Starting the week of Feb. 20, nine different groups of eight to 10 people met once a week for six weeks in towns across the gorge including Goldendale, The Dalles, Hood River, White Salmon-Bingen, Stevenson-Cascade Locks and Mosier.

On Sunday, April 29, at 5:30 p.m., the Mosier group (hosted) one big community potluck at the Mosier Grange with all 80 participants from each of the individual groups.

Using the Menu for the Future discussion course book (created by the Northwest Earth Institute), these groups of diverse citizens explored the confusing number of food choices and contradicting information around health, fair trade, industrial agriculture, organics, family farms, sustainable food systems, GMOs and other juicy topics related to the food system.

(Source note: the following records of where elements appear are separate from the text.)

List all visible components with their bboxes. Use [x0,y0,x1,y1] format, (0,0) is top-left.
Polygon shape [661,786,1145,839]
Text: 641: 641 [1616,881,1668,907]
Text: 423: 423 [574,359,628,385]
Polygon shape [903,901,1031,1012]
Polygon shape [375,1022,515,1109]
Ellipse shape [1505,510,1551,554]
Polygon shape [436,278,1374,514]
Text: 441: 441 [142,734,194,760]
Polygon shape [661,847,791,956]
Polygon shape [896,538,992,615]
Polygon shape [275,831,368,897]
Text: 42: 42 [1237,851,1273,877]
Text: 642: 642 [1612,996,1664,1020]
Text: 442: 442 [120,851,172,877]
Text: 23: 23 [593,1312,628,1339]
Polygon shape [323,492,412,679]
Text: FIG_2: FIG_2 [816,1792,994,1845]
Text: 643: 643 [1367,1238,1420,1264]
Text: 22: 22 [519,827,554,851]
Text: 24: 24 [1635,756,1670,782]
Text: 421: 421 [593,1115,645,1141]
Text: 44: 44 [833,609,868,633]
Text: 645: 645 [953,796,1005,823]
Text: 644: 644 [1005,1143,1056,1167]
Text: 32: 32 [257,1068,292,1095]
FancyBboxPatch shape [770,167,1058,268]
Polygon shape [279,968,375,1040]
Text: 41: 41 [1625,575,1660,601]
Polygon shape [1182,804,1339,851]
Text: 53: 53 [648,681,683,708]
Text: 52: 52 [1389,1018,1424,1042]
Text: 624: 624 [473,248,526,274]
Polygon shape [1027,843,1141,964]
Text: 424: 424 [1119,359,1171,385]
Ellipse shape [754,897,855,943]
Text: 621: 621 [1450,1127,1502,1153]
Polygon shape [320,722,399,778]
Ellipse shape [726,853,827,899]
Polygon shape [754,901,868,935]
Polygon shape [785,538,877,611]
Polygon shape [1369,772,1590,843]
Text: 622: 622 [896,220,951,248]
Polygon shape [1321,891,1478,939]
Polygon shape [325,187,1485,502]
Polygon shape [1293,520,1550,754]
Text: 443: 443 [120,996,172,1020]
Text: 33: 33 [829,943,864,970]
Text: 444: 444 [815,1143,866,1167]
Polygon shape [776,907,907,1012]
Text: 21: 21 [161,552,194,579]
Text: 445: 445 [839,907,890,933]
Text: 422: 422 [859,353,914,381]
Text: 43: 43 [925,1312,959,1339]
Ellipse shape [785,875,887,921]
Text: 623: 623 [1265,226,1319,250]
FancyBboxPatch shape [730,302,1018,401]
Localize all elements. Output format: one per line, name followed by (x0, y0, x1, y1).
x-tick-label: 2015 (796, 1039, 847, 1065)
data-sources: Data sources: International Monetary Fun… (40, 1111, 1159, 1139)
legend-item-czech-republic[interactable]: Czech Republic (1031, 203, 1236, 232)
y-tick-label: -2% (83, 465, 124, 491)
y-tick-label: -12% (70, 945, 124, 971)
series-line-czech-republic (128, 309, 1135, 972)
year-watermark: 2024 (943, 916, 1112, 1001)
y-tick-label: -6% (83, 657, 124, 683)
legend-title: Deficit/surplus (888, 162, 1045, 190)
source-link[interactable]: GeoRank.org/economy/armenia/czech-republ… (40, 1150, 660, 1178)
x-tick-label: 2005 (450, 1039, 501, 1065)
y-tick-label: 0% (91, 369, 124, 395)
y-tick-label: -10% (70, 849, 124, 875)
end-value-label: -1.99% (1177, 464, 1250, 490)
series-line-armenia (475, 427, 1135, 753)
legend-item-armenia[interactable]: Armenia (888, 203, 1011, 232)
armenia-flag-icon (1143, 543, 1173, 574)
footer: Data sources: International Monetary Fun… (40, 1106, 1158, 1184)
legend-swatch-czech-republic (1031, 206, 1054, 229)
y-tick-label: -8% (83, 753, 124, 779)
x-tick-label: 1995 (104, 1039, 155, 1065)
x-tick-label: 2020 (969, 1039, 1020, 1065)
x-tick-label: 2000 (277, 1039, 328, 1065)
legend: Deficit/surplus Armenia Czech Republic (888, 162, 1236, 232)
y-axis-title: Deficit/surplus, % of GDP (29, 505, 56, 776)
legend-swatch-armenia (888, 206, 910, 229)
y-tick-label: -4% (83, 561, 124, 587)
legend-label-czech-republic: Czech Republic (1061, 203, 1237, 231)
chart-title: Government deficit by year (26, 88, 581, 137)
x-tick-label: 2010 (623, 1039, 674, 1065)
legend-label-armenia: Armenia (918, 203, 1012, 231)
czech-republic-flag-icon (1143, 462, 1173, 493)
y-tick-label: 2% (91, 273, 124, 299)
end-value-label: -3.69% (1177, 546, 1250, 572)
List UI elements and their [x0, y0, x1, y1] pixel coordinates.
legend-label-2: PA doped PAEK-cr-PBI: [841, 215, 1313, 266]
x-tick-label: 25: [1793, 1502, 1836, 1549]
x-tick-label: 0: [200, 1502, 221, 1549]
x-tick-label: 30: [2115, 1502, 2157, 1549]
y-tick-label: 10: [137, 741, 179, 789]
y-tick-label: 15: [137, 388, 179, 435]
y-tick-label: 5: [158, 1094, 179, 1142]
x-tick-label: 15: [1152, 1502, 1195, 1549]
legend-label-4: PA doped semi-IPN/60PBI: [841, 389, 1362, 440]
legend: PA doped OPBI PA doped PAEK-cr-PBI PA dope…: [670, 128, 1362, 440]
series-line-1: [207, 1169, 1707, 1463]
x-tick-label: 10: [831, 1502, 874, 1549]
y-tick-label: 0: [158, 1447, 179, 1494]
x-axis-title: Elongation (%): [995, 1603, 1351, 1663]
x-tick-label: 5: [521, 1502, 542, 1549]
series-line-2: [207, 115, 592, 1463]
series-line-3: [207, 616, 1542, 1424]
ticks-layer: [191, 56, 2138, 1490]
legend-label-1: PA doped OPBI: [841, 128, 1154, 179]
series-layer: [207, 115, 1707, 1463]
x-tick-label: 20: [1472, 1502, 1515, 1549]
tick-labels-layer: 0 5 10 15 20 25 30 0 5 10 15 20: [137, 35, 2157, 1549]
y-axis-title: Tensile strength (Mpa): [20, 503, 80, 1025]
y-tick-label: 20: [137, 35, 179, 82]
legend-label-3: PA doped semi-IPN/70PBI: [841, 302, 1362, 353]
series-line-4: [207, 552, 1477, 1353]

The Mosier group of around 10 volunteers facilitated and organized the Let’s Talk Food Discussion groups because of their enthusiasm for the Menu For the Future curriculum. After the Mosier Group participated in the discussion course last winter, they were inspired to take action. They started their own Farmers’ Market in downtown Mosier last summer and have now organized the food discussion groups this spring with hopes that other communities will also become active in their food system.

A number of local establishments helped by providing a place for the groups to meet including 10 Speed East in Mosier, JoLinda’s in Stevenson, Solstice Pizza in Bingen, Presbyterian Church in The Dalles, Grow Organic and Dog River Coffee in Hood River.

Scholarships for the course books were available from Gorge Grown Food Network, which made it possible for anyone to participate regardless of income.